# Proving Riemann Integral: Non-Negative f(x)=0 $\rightarrow \int^{b}_{a}f=0$

• danielc
In summary, the conversation discusses the proof of the statement that if f(x) is a bounded, non-negative function on the interval [a,b] and f(x)=0, then the integral of f(x) from a to b is equal to 0. The solution involves using the idea that lower sums are zero and showing that the upper sums go to zero as the partition norm approaches zero. The conversation also mentions considering the Riemann sums for any partition to prove this statement.
danielc

## Homework Statement

Suppose f(x):[a,b]$$\rightarrow$$$$\Re$$ is bounded, non-negative and f(x)=0. Prove that $$\int^{b}_{a}$$f=0.

## The Attempt at a Solution

I am trying to use the idea that lower sums are zero, and show that the upper sums go to zero as the norm of the partition goes to zero. That is Upper sums $$\leq$$ c||P|| such that $$\int^{\overline{b}}_{a}$$f=0.

how can I prove that statement by using the idea above with the choice of c?

Are you saying that f is the zero function? I.e identically zero? (I only ask because you specify that f is bounded and non-negative, which would seem to be redundant.)

Pick any partition. What are the Riemann sums for this partition? (This is trivial to work out, assuming I understand correctly that f(x)=0 for all x in [a,b]).

## 1. What is the Riemann Integral and why is it important?

The Riemann Integral is a method of calculating the area under a curve on a given interval. It is important because it allows us to find the exact value of an integral, which has many applications in mathematics, physics, and engineering.

## 2. Can you explain the concept of non-negativity in relation to the Riemann Integral?

In the context of the Riemann Integral, non-negativity means that the function being integrated must have non-negative values (greater than or equal to zero) on the given interval. This ensures that the area under the curve is always positive and can be accurately calculated.

## 3. How does the fact that f(x)=0 on the interval affect the value of the integral?

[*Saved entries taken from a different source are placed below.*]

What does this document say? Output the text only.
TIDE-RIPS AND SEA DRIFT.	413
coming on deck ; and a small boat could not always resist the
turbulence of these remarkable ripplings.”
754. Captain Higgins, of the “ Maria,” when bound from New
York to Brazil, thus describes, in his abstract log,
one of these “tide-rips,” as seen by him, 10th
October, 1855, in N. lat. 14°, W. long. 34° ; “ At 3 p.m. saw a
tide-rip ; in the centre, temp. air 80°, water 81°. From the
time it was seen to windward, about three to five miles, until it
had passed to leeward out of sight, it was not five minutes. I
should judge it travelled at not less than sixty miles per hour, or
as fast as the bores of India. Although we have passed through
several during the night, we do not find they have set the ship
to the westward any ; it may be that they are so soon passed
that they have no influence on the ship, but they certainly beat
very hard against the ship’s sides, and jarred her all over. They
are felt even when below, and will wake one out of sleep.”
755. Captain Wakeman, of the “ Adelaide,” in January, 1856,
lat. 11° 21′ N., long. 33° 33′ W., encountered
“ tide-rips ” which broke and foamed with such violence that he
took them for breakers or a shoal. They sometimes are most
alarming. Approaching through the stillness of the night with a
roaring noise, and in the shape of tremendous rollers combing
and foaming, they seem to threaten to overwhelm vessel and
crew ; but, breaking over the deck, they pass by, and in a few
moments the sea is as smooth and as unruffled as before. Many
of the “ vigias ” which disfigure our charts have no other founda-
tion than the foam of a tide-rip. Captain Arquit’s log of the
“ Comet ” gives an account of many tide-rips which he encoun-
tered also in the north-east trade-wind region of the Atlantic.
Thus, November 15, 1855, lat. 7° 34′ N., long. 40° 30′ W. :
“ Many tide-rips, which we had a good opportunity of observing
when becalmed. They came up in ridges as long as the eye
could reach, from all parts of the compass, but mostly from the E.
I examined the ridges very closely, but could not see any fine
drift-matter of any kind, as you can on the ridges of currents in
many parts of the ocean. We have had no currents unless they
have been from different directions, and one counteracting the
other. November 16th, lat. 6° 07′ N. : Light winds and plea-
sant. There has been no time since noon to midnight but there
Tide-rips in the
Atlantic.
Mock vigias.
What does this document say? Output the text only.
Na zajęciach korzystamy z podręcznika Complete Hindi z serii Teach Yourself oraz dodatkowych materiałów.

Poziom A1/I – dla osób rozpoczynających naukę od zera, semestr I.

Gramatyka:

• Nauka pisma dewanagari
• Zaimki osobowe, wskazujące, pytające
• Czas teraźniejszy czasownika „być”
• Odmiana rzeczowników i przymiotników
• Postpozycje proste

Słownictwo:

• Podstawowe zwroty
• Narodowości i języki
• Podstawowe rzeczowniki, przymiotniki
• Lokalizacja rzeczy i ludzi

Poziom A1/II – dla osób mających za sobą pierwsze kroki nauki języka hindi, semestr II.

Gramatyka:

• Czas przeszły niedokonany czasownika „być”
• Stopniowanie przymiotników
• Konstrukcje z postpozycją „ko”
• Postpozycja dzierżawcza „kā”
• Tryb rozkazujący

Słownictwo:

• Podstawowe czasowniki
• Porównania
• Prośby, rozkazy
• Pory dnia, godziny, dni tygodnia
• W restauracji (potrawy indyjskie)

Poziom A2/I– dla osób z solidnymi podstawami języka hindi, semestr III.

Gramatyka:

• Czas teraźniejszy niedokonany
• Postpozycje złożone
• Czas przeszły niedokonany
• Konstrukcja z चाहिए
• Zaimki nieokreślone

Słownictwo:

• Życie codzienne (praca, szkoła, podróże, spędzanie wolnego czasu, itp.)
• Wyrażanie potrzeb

If f(x)=0 on the interval, then the integral will also be equal to 0. This is because the area under the curve is 0 since the function has no height (or value) above the x-axis.

## 4. Can you prove that if f(x)=0 on the interval, then the integral is equal to 0?

Yes, the proof involves using the definition of the Riemann Integral and the properties of integration to show that when f(x)=0, the integral will always be equal to 0. This proof is a fundamental part of understanding the Riemann Integral.

## 5. Are there any exceptions to the rule that f(x)=0 $\rightarrow \int^{b}_{a}f=0$?

Yes, there are some exceptions to this rule. For example, if the function is not defined on the interval or if it has discontinuities, the value of the integral may not be equal to 0 even if f(x)=0 on the interval. Additionally, if the function is not integrable, the rule may not apply. However, in general, this rule is true and has been proven to hold for most functions.